What do you get when you take Lionel Messi, Luis Suarez and Neymar, all at the peak of their powers, and put them in a team with Xavi and Andres Iniesta?
All the trophies. Every single one of them.
Barcelona have had some brilliant teams over the years, with Johan Cruyff and Pep Guardiola putting together revolutionary sides that changed the course of football as we know it.
But it’s possible that, for all their greatness, neither Pep or Cruyff managed a Barça team as absurdly dominant and talented as the one Luis Enrique took to glory in 2014/15.
They stormed to La Liga, Copa Del Rey and the Champions League playing an X-rated brand of football that combined the possession-focused sensibilities of Guardiola with the gung ho, balls-to-the-wall extravagance of Cruyff. It’s no exaggeration to say we haven’t seen anything like it since, and probably won’t ever again.
But while they were phenomenal across the board, there was a drive and intensity to their Champions League performances that left the rest of Europe watching on in awe. At the forefront of that was the best trilogy since Lord of the Rings – Messi, Suarez and Neymar, or ‘MSN’.
Defending against them was a hopeless task. Trying to analyse it them is almost just as hopeless. They were just better than everyone else at football, it was as simple as that.
Messi in his pomp was one thing, dancing past challenges for fun and scoring hat-tricks with his weaker foot just to keep it interesting. Throw in Suarez and Neymar – who were each Ballon d’Or worthy in their own right – and no-one could get within a yard of them.
It started out fairly slowly, Gerard Pique scoring the only goal in an unconvincing win over APOEL, but by the end of the competition, MSN had netted 27 of Barca’s 32 goals, and been crowned champions of Europe for their efforts.
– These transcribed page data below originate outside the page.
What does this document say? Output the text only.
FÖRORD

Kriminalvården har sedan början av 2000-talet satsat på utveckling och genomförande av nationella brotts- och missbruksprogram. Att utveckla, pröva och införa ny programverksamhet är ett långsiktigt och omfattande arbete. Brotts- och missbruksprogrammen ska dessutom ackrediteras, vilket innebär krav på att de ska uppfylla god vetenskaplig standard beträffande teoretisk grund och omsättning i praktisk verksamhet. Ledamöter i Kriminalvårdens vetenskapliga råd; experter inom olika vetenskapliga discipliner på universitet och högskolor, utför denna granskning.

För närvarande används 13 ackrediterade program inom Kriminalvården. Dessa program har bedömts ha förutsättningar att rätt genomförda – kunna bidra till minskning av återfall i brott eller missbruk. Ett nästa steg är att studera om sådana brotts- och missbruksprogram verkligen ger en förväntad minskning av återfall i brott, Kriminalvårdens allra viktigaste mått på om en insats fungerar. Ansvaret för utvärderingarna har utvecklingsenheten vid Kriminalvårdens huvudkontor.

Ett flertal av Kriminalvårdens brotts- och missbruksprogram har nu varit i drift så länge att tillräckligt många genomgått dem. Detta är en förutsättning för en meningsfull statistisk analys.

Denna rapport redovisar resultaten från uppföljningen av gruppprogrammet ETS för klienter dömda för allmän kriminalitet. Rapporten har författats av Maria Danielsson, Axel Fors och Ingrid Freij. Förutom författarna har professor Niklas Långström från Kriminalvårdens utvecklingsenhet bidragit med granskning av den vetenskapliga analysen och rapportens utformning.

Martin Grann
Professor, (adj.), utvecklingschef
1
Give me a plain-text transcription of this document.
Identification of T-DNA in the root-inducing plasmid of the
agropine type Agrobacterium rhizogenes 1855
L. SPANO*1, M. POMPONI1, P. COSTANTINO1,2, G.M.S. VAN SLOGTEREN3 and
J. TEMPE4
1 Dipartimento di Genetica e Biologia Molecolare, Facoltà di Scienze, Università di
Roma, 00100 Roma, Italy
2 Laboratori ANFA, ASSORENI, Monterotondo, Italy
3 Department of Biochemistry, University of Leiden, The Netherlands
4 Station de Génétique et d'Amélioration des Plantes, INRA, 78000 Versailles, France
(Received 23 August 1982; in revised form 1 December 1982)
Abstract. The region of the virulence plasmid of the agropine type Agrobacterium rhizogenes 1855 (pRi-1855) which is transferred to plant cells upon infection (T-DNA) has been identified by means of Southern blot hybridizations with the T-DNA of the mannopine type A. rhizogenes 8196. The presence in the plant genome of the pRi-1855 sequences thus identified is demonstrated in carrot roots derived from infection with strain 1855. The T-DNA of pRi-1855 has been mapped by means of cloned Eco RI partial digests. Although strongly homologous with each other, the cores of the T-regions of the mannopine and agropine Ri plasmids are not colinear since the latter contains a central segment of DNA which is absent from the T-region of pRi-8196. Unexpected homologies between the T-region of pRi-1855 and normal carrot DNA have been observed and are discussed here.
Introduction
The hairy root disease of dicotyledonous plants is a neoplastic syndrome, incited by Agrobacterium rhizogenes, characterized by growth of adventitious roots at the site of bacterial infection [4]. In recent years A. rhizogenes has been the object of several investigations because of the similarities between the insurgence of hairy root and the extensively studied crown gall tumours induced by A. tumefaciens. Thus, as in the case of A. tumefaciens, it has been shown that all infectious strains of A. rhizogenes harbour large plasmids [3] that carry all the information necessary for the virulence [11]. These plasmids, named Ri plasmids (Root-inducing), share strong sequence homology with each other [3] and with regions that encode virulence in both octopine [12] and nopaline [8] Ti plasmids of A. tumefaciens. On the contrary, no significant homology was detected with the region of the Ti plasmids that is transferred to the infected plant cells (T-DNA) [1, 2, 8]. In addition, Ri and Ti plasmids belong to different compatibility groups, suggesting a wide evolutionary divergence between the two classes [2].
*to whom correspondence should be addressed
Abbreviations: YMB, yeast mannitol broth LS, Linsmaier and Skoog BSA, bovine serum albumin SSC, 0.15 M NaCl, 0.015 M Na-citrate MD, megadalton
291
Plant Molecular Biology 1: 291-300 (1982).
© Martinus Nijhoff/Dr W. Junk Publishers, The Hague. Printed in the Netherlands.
Among the highlights was the dismantling of PSG in the quarter-finals, in which Neymar and Suarez took a helpless David Luiz to the cleaners over two legs.
The first leg was perhaps Suarez’s finest hour. He was essentially playing street football, shoving players aside and laying on nutmegs all over the shop. His second goal, taking the ball from Messi, knocking it through the legs of Luiz, and bending an effort into the top corner, was so simple but so aesthetically pleasing it should be hung in a gallery.
By the semi-finals, it was the turn of Guardiola’s Bayern to take one for the team. They held their own for the most part until Messi decided to do Messi things. He came up with a double, the second of which saw him snap Jerome Boateng’s ankles with an impossibly deft turn, before dinking the ball over Manuel Neuer as if it was nothing.
It was 0-0 after 77 minutes played of the first leg; it was 3-0 by full-time.
Neymar’s brace in the second leg both followed a familiar template; Messi, through to Suarez, on a plate to Neymar at the back post. Easy as you like.
Facing up against Juve for the final, Barça were heavy favourites. They’d already won a league and cup double, and were out to make it a treble for only the second time in their history. Playing the way they were, they were always going to get it, weren’t they?
It was only fitting that Neymar’s 97th minute strike – the one that sealed a famous 3-1 victory – had all three musketeers heavily involved. In the final minute of one of the biggest games in their history, Barça played with Juventus like a cat with a toy mouse.
Neymar raced away and fed it through to Pedro, who turned and played it back across goal to the Brazilian, leaving Georgio Chiellini and Leonardo Bonucci with nothing to do but watch as his strike rolled into the back of the net.
Having these three in the same team at the same time was never going to be sustainable in the long-term, but at the time, it created something very special. In three seasons together, they scored 364 goals between them, won eight trophies, and showcased a brand of football that no-one has been able to replicate since.
Neymar’s move to PSG in 2017 may have broke up the band, but we’ll always have the memories.